Prince William is engaged and the citizens are agog. After all the royal kerfuffles of recent years, people are once again ready to enthrone another fairy prince and princess, it seems. In Britain, this is entirely understandable.
But in contemporary Canada it seems irrational for the citizenry to be so taken up with Wills and Kate. Why on earth must we insist on our claim to be reigned over, however powerlessly, by the heirs of the reigning monarch of our former colonizer?
Yet we "English Canadians" (and what a vague and dated term that is!) are still in many ways the children of what only a couple of generations ago we called our mother country.

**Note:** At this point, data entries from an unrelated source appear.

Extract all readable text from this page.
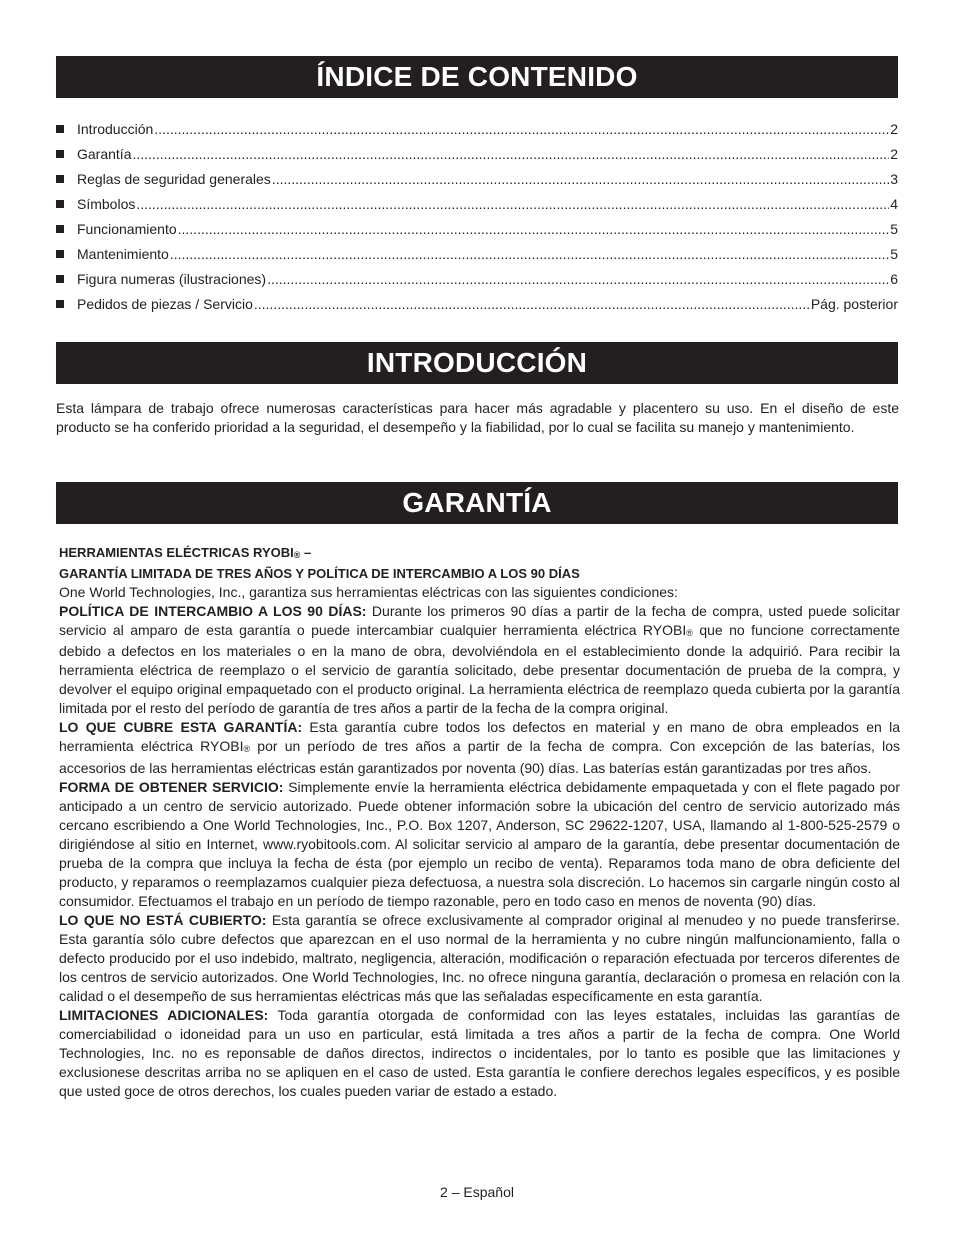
ÍNDICE DE CONTENIDO
Introducción .....	2
Garantía .....	2
Reglas de seguridad generales .....	3
Símbolos .....	4
Funcionamiento .....	5
Mantenimiento .....	5
Figura numeras (ilustraciones) .....	6
Pedidos de piezas / Servicio .....	Pág. posterior
INTRODUCCIÓN

Esta lámpara de trabajo ofrece numerosas características para hacer más agradable y placentero su uso. En el diseño de este producto se ha conferido prioridad a la seguridad, el desempeño y la fiabilidad, por lo cual se facilita su manejo y mantenimiento.

GARANTÍA

HERRAMIENTAS ELÉCTRICAS RYOBI® –

GARANTÍA LIMITADA DE TRES AÑOS Y POLÍTICA DE INTERCAMBIO A LOS 90 DÍAS

One World Technologies, Inc., garantiza sus herramientas eléctricas con las siguientes condiciones:

POLÍTICA DE INTERCAMBIO A LOS 90 DÍAS: Durante los primeros 90 días a partir de la fecha de compra, usted puede solicitar servicio al amparo de esta garantía o puede intercambiar cualquier herramienta eléctrica RYOBI® que no funcione correctamente debido a defectos en los materiales o en la mano de obra, devolviéndola en el establecimiento donde la adquirió. Para recibir la herramienta eléctrica de reemplazo o el servicio de garantía solicitado, debe presentar documentación de prueba de la compra, y devolver el equipo original empaquetado con el producto original. La herramienta eléctrica de reemplazo queda cubierta por la garantía limitada por el resto del período de garantía de tres años a partir de la fecha de la compra original.

LO QUE CUBRE ESTA GARANTÍA: Esta garantía cubre todos los defectos en material y en mano de obra empleados en la herramienta eléctrica RYOBI® por un período de tres años a partir de la fecha de compra. Con excepción de las baterías, los accesorios de las herramientas eléctricas están garantizados por noventa (90) días. Las baterías están garantizadas por tres años.

FORMA DE OBTENER SERVICIO: Simplemente envíe la herramienta eléctrica debidamente empaquetada y con el flete pagado por anticipado a un centro de servicio autorizado. Puede obtener información sobre la ubicación del centro de servicio autorizado más cercano escribiendo a One World Technologies, Inc., P.O. Box 1207, Anderson, SC 29622-1207, USA, llamando al 1-800-525-2579 o dirigiéndose al sitio en Internet, www.ryobitools.com. Al solicitar servicio al amparo de la garantía, debe presentar documentación de prueba de la compra que incluya la fecha de ésta (por ejemplo un recibo de venta). Reparamos toda mano de obra deficiente del producto, y reparamos o reemplazamos cualquier pieza defectuosa, a nuestra sola discreción. Lo hacemos sin cargarle ningún costo al consumidor. Efectuamos el trabajo en un período de tiempo razonable, pero en todo caso en menos de noventa (90) días.

LO QUE NO ESTÁ CUBIERTO: Esta garantía se ofrece exclusivamente al comprador original al menudeo y no puede transferirse. Esta garantía sólo cubre defectos que aparezcan en el uso normal de la herramienta y no cubre ningún malfuncionamiento, falla o defecto producido por el uso indebido, maltrato, negligencia, alteración, modificación o reparación efectuada por terceros diferentes de los centros de servicio autorizados. One World Technologies, Inc. no ofrece ninguna garantía, declaración o promesa en relación con la calidad o el desempeño de sus herramientas eléctricas más que las señaladas específicamente en esta garantía.

LIMITACIONES ADICIONALES: Toda garantía otorgada de conformidad con las leyes estatales, incluidas las garantías de comerciabilidad o idoneidad para un uso en particular, está limitada a tres años a partir de la fecha de compra. One World Technologies, Inc. no es reponsable de daños directos, indirectos o incidentales, por lo tanto es posible que las limitaciones y exclusionese descritas arriba no se apliquen en el caso de usted. Esta garantía le confiere derechos legales específicos, y es posible que usted goce de otros derechos, los cuales pueden variar de estado a estado.

2 – Español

Such powerful and longstanding historic ties are not easily forgotten.
Primogeniture: the right to the throne of the monarch's firstborn. My father, who was descended from Scandinavians, used to ridicule this notion. Mom loved the Queen and Dad enjoyed needling her by making anti-royalist remarks.
Born in Newfoundland, Mom was thirty-two when she married my father in 1944 and emigrated from the British colony of Newfoundland to Canada. It would be another five years before Newfy became a Canadian province. Mom left her colony but not her Queen.
Today's multicultural Canada is a very different place from the one Mom immigrated to, but we're still a monarchy. With Queen Elizabeth, we share long history and great affection, even in Quebec, though to a lesser extent there. But what about her heirs?